The project is helping Lewes Golf Club cut energy costs, boost sustainability and secure long-term carbon savings without capital outlay.
Lewes Golf Club has completed the installation of a solar carport, providing a long-term renewable energy source with no capital outlay for the project.
The club explored multiple renewable energy options, including both wind and solar, assessing installation, servicing, and planning requirements. Practical limitations soon became apparent, but the car park emerged as a promising site for a solar carport.
However, the initial cost estimates exceeded the club’s budget, putting the project on hold.
“After looking at and costing the possible ways of installing renewable energy systems of wind and solar, and bearing in mind installation, servicing and planning requirements, we realised while there was potential, Lewes Golf Club’s situation severely limits what we can do,” explained General Manager Mandy Quick.
“Solar became preferred and both ground and roof options considered. Ground was dismissed by the planning authority and the roof option was not looking good due to the pitches and orientation not being favourable. Coupled with the fragmented slopes and structural concerns, as well as incoming errant golf balls, it became unviable. The car park looked like a possibility with a carport. The initial quotes were way out of our range and the scheme was initially shelved.”
A new opportunity arose when a renewable energy provider presented a proposal requiring no capital outlay from the club. Under the arrangement, the provider builds, owns, and maintains the carport, while the club purchases electricity generated on-site at an agreed unit rate. After 25 years, ownership transfers to the club, allowing long-term benefits from the installation.
“A flier arrived from RenEnergy with an outline of their proposals,” added Mandy. “This was followed up and a spec produced that looked possible.
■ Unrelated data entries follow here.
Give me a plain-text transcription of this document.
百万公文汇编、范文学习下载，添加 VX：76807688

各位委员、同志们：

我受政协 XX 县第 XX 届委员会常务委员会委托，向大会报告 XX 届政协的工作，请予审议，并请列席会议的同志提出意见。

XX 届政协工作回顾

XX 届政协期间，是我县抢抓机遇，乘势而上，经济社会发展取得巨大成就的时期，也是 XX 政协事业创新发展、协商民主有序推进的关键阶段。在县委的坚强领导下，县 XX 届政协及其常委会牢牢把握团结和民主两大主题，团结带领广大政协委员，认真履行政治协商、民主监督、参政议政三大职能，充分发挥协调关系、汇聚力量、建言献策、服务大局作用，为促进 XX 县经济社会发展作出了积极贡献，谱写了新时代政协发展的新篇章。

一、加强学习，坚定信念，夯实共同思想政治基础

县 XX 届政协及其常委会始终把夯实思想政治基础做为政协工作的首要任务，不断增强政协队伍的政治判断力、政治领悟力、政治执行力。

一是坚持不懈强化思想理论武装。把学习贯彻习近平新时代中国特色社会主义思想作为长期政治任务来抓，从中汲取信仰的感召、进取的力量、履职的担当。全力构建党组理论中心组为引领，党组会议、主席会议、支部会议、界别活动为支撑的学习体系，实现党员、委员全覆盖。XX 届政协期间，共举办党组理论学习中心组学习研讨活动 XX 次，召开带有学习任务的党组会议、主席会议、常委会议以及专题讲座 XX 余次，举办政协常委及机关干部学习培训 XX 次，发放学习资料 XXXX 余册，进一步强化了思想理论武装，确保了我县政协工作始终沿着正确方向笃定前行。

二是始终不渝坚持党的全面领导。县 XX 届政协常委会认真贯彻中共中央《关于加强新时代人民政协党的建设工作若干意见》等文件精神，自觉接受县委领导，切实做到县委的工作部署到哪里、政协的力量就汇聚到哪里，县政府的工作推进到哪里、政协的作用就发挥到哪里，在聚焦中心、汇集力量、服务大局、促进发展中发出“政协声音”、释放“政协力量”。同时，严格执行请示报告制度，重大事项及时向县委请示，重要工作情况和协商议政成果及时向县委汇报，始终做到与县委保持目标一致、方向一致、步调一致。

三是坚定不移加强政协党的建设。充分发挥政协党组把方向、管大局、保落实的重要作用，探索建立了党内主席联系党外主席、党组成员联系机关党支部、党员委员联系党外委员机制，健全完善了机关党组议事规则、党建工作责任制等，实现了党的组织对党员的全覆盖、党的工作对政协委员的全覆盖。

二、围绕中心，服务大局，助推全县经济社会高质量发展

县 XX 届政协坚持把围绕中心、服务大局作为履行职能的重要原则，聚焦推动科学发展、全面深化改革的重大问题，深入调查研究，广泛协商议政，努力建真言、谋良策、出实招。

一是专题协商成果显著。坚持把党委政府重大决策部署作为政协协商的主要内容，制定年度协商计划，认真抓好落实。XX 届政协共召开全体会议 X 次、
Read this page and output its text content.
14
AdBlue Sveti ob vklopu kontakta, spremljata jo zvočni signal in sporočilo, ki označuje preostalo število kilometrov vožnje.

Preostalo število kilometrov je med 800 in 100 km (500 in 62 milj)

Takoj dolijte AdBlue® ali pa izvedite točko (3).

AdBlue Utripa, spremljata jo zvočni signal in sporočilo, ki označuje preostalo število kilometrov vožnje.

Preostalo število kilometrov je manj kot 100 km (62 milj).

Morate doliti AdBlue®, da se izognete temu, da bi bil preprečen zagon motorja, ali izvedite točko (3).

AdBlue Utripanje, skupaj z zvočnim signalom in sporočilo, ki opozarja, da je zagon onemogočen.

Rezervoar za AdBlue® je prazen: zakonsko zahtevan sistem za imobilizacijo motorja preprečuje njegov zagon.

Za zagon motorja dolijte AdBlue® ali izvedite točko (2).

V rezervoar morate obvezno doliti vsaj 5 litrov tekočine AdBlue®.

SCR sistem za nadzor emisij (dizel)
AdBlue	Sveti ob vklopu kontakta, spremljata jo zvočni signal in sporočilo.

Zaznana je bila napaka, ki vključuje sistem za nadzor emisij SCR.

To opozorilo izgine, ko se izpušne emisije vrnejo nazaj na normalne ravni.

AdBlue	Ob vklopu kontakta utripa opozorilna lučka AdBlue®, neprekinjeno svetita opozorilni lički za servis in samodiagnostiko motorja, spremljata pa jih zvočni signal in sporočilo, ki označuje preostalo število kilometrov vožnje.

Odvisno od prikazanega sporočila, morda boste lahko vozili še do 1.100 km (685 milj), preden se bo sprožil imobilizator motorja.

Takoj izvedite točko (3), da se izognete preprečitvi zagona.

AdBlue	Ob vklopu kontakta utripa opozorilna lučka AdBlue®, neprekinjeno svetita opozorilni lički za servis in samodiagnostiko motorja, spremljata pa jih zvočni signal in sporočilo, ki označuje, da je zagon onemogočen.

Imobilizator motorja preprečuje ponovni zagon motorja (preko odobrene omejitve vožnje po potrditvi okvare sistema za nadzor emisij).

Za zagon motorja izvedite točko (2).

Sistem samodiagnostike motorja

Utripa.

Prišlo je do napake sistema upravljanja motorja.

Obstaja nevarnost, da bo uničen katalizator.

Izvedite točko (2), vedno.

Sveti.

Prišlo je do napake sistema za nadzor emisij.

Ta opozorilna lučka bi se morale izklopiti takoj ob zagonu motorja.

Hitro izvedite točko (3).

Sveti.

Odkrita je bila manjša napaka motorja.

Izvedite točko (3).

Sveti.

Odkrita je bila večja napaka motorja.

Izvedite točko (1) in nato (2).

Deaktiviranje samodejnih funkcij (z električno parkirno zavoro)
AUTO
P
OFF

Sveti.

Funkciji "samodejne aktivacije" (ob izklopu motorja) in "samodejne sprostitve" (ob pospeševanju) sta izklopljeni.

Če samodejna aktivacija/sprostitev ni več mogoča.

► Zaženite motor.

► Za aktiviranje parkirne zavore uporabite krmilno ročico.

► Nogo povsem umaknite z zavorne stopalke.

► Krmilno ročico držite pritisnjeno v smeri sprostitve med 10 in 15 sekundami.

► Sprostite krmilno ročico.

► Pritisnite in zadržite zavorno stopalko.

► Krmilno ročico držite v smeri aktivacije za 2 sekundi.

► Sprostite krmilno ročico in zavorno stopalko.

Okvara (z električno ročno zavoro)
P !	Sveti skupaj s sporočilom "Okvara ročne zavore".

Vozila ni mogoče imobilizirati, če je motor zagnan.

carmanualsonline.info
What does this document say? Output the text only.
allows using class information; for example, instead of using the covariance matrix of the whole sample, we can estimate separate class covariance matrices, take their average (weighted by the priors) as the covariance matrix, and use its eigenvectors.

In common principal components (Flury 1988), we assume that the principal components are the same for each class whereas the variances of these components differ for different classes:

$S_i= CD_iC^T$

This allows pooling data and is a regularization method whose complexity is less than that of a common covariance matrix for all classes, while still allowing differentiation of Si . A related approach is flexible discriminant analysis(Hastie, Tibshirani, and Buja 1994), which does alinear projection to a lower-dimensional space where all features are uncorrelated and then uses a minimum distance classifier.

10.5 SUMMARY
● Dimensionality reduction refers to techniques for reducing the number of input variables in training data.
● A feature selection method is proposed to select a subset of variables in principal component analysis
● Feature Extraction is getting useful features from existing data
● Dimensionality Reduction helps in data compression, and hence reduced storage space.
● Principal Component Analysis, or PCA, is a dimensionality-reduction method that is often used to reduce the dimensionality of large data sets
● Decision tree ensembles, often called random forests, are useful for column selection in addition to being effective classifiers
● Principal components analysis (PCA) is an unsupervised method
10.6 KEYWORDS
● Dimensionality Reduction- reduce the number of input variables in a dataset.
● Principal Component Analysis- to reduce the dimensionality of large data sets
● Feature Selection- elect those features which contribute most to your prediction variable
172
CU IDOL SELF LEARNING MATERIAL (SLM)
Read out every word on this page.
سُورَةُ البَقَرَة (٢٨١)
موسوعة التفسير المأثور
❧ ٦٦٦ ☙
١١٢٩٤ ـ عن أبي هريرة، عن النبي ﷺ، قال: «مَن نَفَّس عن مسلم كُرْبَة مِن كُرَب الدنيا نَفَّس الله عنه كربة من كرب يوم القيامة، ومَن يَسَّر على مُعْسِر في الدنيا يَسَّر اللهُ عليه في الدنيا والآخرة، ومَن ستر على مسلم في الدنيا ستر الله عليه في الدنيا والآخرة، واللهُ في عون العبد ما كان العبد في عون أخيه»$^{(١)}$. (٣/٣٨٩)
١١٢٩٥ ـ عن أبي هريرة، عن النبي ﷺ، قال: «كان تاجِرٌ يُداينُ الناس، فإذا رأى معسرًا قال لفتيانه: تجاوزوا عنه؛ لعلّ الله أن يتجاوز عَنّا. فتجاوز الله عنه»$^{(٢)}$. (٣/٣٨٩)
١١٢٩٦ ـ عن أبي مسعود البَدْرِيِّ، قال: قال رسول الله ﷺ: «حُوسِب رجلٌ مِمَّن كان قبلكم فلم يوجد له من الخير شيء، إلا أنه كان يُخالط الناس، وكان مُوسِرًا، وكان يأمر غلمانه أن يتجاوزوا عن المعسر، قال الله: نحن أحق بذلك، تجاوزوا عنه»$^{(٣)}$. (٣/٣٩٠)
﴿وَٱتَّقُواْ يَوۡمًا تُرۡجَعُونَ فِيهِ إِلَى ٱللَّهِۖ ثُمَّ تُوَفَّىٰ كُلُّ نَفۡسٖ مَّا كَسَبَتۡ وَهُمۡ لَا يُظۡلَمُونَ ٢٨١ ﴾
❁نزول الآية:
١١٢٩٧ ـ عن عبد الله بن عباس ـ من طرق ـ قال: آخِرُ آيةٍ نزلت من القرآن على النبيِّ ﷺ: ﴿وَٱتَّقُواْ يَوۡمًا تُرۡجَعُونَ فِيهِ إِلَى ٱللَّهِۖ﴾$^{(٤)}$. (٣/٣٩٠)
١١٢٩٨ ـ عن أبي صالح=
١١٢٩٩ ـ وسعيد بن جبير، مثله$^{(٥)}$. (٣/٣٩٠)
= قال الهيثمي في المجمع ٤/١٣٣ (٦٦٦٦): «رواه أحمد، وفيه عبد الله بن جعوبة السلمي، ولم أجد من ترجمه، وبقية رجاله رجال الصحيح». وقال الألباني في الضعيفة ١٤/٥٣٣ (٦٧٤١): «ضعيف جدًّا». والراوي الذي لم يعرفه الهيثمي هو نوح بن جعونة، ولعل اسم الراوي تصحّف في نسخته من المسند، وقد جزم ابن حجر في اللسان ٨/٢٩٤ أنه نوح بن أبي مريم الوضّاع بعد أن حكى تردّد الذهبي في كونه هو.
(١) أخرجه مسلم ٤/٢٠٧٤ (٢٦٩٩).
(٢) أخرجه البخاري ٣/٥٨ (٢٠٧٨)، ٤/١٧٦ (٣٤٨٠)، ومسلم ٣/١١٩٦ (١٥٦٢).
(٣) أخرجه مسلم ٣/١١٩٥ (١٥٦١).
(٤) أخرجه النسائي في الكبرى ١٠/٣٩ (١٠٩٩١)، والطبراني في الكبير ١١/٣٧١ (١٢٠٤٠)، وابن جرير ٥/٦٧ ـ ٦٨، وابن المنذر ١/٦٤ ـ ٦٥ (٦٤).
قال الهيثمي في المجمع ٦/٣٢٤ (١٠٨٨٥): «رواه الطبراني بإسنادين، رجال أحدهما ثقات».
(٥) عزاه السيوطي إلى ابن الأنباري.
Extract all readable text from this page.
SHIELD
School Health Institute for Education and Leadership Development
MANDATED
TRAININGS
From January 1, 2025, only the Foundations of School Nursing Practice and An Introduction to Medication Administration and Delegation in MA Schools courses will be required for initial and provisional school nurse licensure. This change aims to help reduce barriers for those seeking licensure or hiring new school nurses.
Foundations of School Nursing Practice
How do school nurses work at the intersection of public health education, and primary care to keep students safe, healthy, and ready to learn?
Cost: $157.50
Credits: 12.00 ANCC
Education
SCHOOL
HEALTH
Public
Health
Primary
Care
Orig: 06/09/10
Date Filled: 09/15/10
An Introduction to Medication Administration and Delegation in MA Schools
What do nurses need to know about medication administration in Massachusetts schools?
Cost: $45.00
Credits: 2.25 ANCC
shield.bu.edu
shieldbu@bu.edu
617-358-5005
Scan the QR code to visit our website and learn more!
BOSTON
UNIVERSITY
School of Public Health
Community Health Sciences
Their proposal is no capital outlay from the club; they build, maintain and own the carport; we buy our electricity from the carport. We have agreed a unit rate per kWh for 25 years that essentially is paying back the loan for the construction. After this period, the installation belongs to LGC.”
The solar carport will generate more energy annually than the club consumes, while also providing capacity to support future electrification of the gas boiler and cooker. Three EV charging points have also been installed to accommodate growing demand.
“LGC is net carbon neutral. We will never get to grid-free due to seasonal changes but we will generate more than we use annually. We have future-proofed our demand. The gas-burning boiler and gas cooker will be converted to electric as and when they need replacing. Capacity is there to support this. Three EV charging points are also included.”
Members and the Finance Committee were closely involved in assessing funding options. After careful consideration of loans, sponsorship, grants, and donations, the no-capital model was determined to be the only realistic way to achieve the project. The response from members has been “very positive”.
“Some, including me, asked, ‘What’s the catch?’, but there isn’t one,” Mandy revealed. “They sell to us, the excess is sold to the grid so they recoup their outlay and make a good profit. There was also some debate about this model v loans. The Finance Committee was against the risk factors of loan repayments, especially for a project of this size and cost. Sponsorship, grants, crowd funding, donations and benefactors were all considered at length but would not come close to covering the outlay. This model became the only way to achieve our goal in a realistic time frame.”
The carport complements the club’s broader sustainability initiatives, including native species promotion, composting, and sustainable water extraction, and could pave the way for further renewable projects across the site.
“This has to be their first step. Far more can be achieved with this model due to no capital outlay. The greenkeepers shed and the bore hole pump are distant from the clubhouse. We will look at this process as a way of funding the installation of a PV and battery storage to provide for their demand. Machinery can become electric reducing fossil fuel consumption and the bore hole pump will be net carbon zero.”
Key takeaways
- Explore alternative funding models. Power purchase agreements can remove capital cost barriers, making large-scale renewable energy projects realistic for clubs of all sizes.
- Plan for future energy needs. Building capacity for electric boilers, cookers, and EV charging ensures projects remain viable as demands evolve.
- Engage members and committees early. Transparent debate about funding options and risk helps secure buy-in for ambitious sustainability projects.